I think we should give this a try. We've not updated the baseline version since the performance tests were first introduced, so now would be a good time to try this prior to any code syncs being merged into the core repo for this release.
@flixos90 commented on PR #7688:
6 weeks ago
#10
@joemcgill
I wonder whether we should bump this to 6.7 instead, now that it's out?
I think we should give this a try. We've not updated the baseline version since the performance tests were first introduced, so now would be a good time to try this prior to any code syncs being merged into the core repo for this release.
We're still early enough in the 6.8 cycle IMO so that I think it would be reasonable to commit this now. I think it would be great to do so this week.
@swissspidy commented on PR #7688:
6 weeks ago
#12
@swissspidy commented on PR #7688:
6 weeks ago
#15
Are there any changes required upstream where we submit the reports?
If we wanna send the data there and display it there, actually, yes. We need to update tests/performance/log-results.js
and also Riad will need to add it to the dashboard. But I think we should only do that when we add some sort of filter there...
#16
@
6 weeks ago
Just wanted to follow up to provide more context about the purpose of these baseline measurements to clear up some potential confusion that I noticed in the PR discussion about whether these should be bumped to 6.7.1 instead—specifically:
I think it should be fine to use 6.7 and not 6.7.1. After all, we're comparing performance between major releases, not minor ones. If we start with 6.7.1, it's possible (though unlikely) a performance positive change in 6.7.1 would not be included in the next report.

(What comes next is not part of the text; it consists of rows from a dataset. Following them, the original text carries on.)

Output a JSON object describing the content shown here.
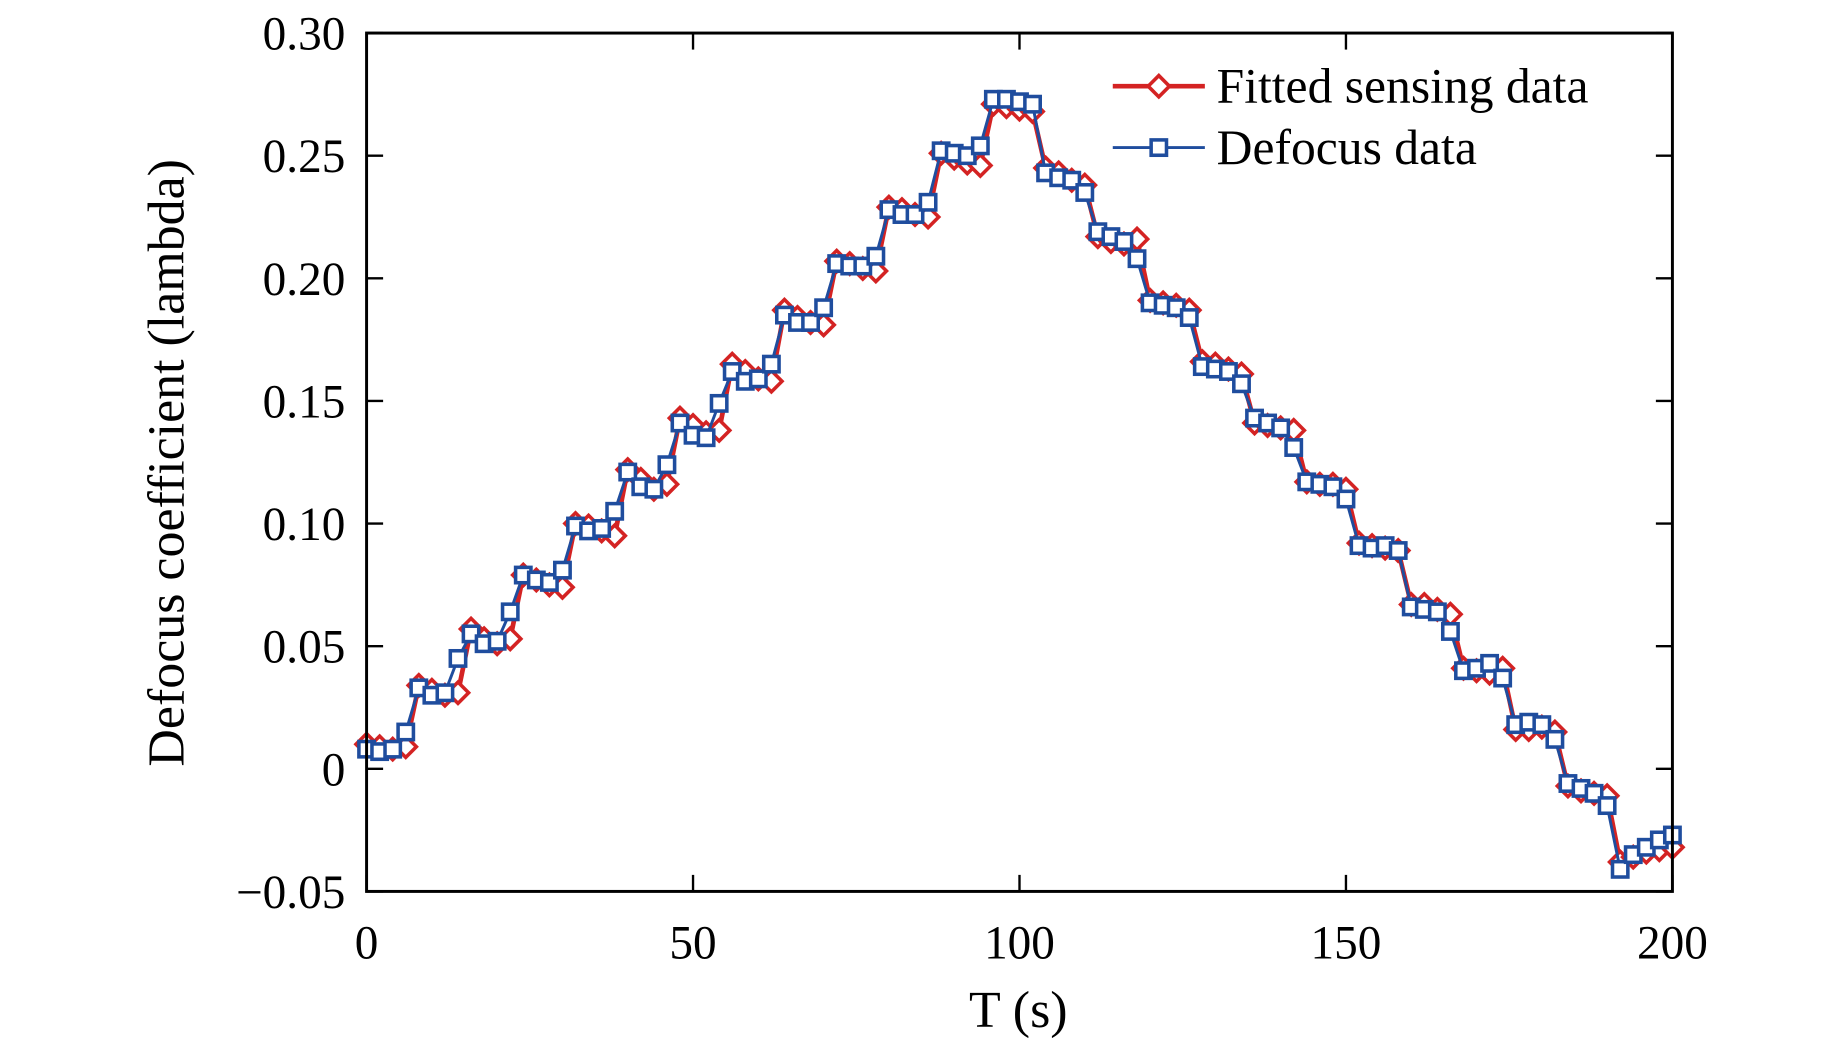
{
  "chart_data": {
    "type": "line",
    "xlabel": "T (s)",
    "ylabel": "Defocus coefficient (lambda)",
    "xlim": [
      0,
      200
    ],
    "ylim": [
      -0.05,
      0.3
    ],
    "xticks": [
      0,
      50,
      100,
      150,
      200
    ],
    "yticks": [
      {
        "value": -0.05,
        "label": "−0.05"
      },
      {
        "value": 0,
        "label": "0"
      },
      0.05,
      {
        "value": 0.1,
        "label": "0.10"
      },
      0.15,
      {
        "value": 0.2,
        "label": "0.20"
      },
      0.25,
      {
        "value": 0.3,
        "label": "0.30"
      }
    ],
    "legend": "upper right",
    "x": [
      0,
      2,
      4,
      6,
      8,
      10,
      12,
      14,
      16,
      18,
      20,
      22,
      24,
      26,
      28,
      30,
      32,
      34,
      36,
      38,
      40,
      42,
      44,
      46,
      48,
      50,
      52,
      54,
      56,
      58,
      60,
      62,
      64,
      66,
      68,
      70,
      72,
      74,
      76,
      78,
      80,
      82,
      84,
      86,
      88,
      90,
      92,
      94,
      96,
      98,
      100,
      102,
      104,
      106,
      108,
      110,
      112,
      114,
      116,
      118,
      120,
      122,
      124,
      126,
      128,
      130,
      132,
      134,
      136,
      138,
      140,
      142,
      144,
      146,
      148,
      150,
      152,
      154,
      156,
      158,
      160,
      162,
      164,
      166,
      168,
      170,
      172,
      174,
      176,
      178,
      180,
      182,
      184,
      186,
      188,
      190,
      192,
      194,
      196,
      198,
      200
    ],
    "series": [
      {
        "name": "Fitted sensing data",
        "color": "#d42323",
        "marker": "diamond",
        "values": [
          0.01,
          0.009,
          0.008,
          0.009,
          0.034,
          0.032,
          0.03,
          0.031,
          0.057,
          0.053,
          0.051,
          0.053,
          0.079,
          0.077,
          0.075,
          0.074,
          0.1,
          0.099,
          0.097,
          0.095,
          0.122,
          0.118,
          0.114,
          0.116,
          0.143,
          0.14,
          0.137,
          0.138,
          0.165,
          0.162,
          0.159,
          0.158,
          0.187,
          0.184,
          0.182,
          0.181,
          0.207,
          0.206,
          0.204,
          0.203,
          0.229,
          0.228,
          0.226,
          0.225,
          0.251,
          0.249,
          0.247,
          0.246,
          0.271,
          0.27,
          0.269,
          0.268,
          0.245,
          0.243,
          0.24,
          0.238,
          0.217,
          0.215,
          0.214,
          0.216,
          0.191,
          0.19,
          0.189,
          0.187,
          0.166,
          0.165,
          0.163,
          0.161,
          0.141,
          0.14,
          0.139,
          0.138,
          0.117,
          0.116,
          0.116,
          0.114,
          0.092,
          0.091,
          0.09,
          0.089,
          0.067,
          0.067,
          0.065,
          0.063,
          0.041,
          0.04,
          0.039,
          0.041,
          0.016,
          0.016,
          0.017,
          0.015,
          -0.007,
          -0.009,
          -0.01,
          -0.011,
          -0.038,
          -0.036,
          -0.034,
          -0.033,
          -0.032
        ]
      },
      {
        "name": "Defocus data",
        "color": "#1f4d9e",
        "marker": "square",
        "values": [
          0.008,
          0.007,
          0.008,
          0.015,
          0.033,
          0.03,
          0.031,
          0.045,
          0.055,
          0.051,
          0.052,
          0.064,
          0.079,
          0.077,
          0.076,
          0.081,
          0.099,
          0.097,
          0.098,
          0.105,
          0.121,
          0.115,
          0.114,
          0.124,
          0.141,
          0.136,
          0.135,
          0.149,
          0.162,
          0.158,
          0.159,
          0.165,
          0.185,
          0.182,
          0.182,
          0.188,
          0.206,
          0.205,
          0.205,
          0.209,
          0.228,
          0.226,
          0.226,
          0.231,
          0.252,
          0.251,
          0.25,
          0.254,
          0.273,
          0.273,
          0.272,
          0.271,
          0.243,
          0.241,
          0.24,
          0.235,
          0.219,
          0.217,
          0.215,
          0.208,
          0.19,
          0.189,
          0.188,
          0.184,
          0.164,
          0.163,
          0.162,
          0.157,
          0.143,
          0.141,
          0.139,
          0.131,
          0.117,
          0.116,
          0.115,
          0.11,
          0.091,
          0.09,
          0.091,
          0.089,
          0.066,
          0.065,
          0.064,
          0.056,
          0.04,
          0.041,
          0.043,
          0.037,
          0.018,
          0.019,
          0.018,
          0.012,
          -0.006,
          -0.008,
          -0.01,
          -0.015,
          -0.041,
          -0.035,
          -0.032,
          -0.029,
          -0.027
        ]
      }
    ]
  }
}
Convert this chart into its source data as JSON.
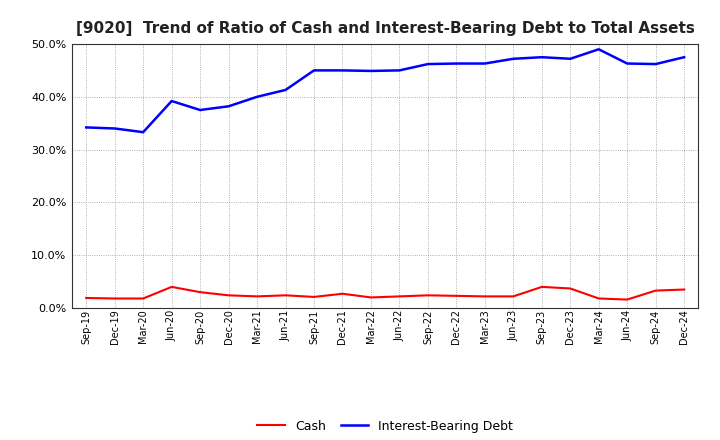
{
  "title": "[9020]  Trend of Ratio of Cash and Interest-Bearing Debt to Total Assets",
  "x_labels": [
    "Sep-19",
    "Dec-19",
    "Mar-20",
    "Jun-20",
    "Sep-20",
    "Dec-20",
    "Mar-21",
    "Jun-21",
    "Sep-21",
    "Dec-21",
    "Mar-22",
    "Jun-22",
    "Sep-22",
    "Dec-22",
    "Mar-23",
    "Jun-23",
    "Sep-23",
    "Dec-23",
    "Mar-24",
    "Jun-24",
    "Sep-24",
    "Dec-24"
  ],
  "cash": [
    0.019,
    0.018,
    0.018,
    0.04,
    0.03,
    0.024,
    0.022,
    0.024,
    0.021,
    0.027,
    0.02,
    0.022,
    0.024,
    0.023,
    0.022,
    0.022,
    0.04,
    0.037,
    0.018,
    0.016,
    0.033,
    0.035
  ],
  "ibd": [
    0.342,
    0.34,
    0.333,
    0.392,
    0.375,
    0.382,
    0.4,
    0.413,
    0.45,
    0.45,
    0.449,
    0.45,
    0.462,
    0.463,
    0.463,
    0.472,
    0.475,
    0.472,
    0.49,
    0.463,
    0.462,
    0.475
  ],
  "cash_color": "#ff0000",
  "ibd_color": "#0000ff",
  "ylim": [
    0.0,
    0.5
  ],
  "yticks": [
    0.0,
    0.1,
    0.2,
    0.3,
    0.4,
    0.5
  ],
  "background_color": "#ffffff",
  "grid_color": "#999999",
  "legend_labels": [
    "Cash",
    "Interest-Bearing Debt"
  ],
  "title_fontsize": 11,
  "tick_fontsize": 8,
  "x_tick_fontsize": 7
}
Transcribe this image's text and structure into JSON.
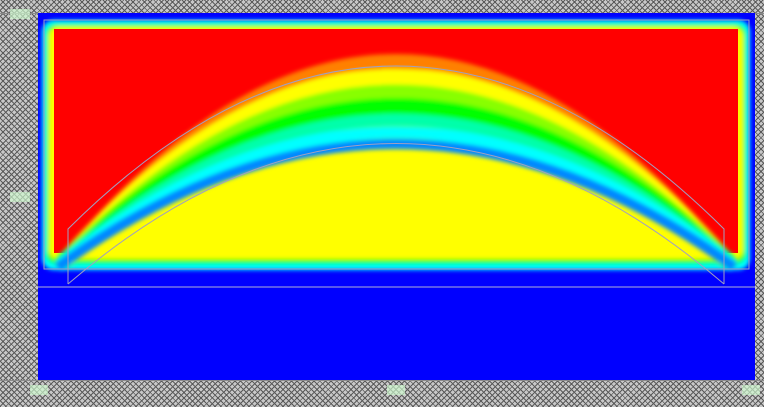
{
  "canvas": {
    "background_pattern": "crosshatch",
    "field_colors": [
      "#0000ff",
      "#00ffff",
      "#00ff00",
      "#ffff00",
      "#ff0000"
    ]
  },
  "axis_ticks": {
    "y_top": "",
    "y_mid": "",
    "x_left": "",
    "x_mid": "",
    "x_right": ""
  }
}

In this workflow, the whole purpose of including a baseline test is to normalize the data when comparing these metrics for multiple commits over time, as we do when when we log and display this data in the WordPress Code Vitals dashboard. The theory is that by collecting performance metrics for the same commit over time, we can control for the performance impact introduced by non-code factors, like the difference in performance of the GitHub workers, and get a better indication that a performance change was introduced by the specific code changes of a commit.
The way this works in practice is that when we record the performance data to the dashboard, the metrics for the latest commit get normalized based on the difference recorded between the baseline metrics from that workflow run with the previously recorded baseline (reference).
We've maintained the same baseline since this was introduced so that our normalization stayed consistent, so after this change it is expected that the trends on the dashboard will take time to even out (as you can already see when visiting the dashboard after this commit). Since we really only use this method as a tool to spot potential commits that introduced a performance cahnge, I think starting fresh each release is likely fine, as it only affects how we're observing this data, not actually changing the way this is measured, which can be confirmed by looking at the summary data displayed on the workflows before and after this change.
Looking into the performance tests failure for TT5:
It appears that the baseline version for performance tests is WP 6.1.1, whereas
register_block_bindings_source()
was added in [57375] / #60282 for WP 6.5.The 6.1.1 baseline version was added in [55459] / #57687, back when trunk was 6.2. Should it be updated to 6.6.2 now?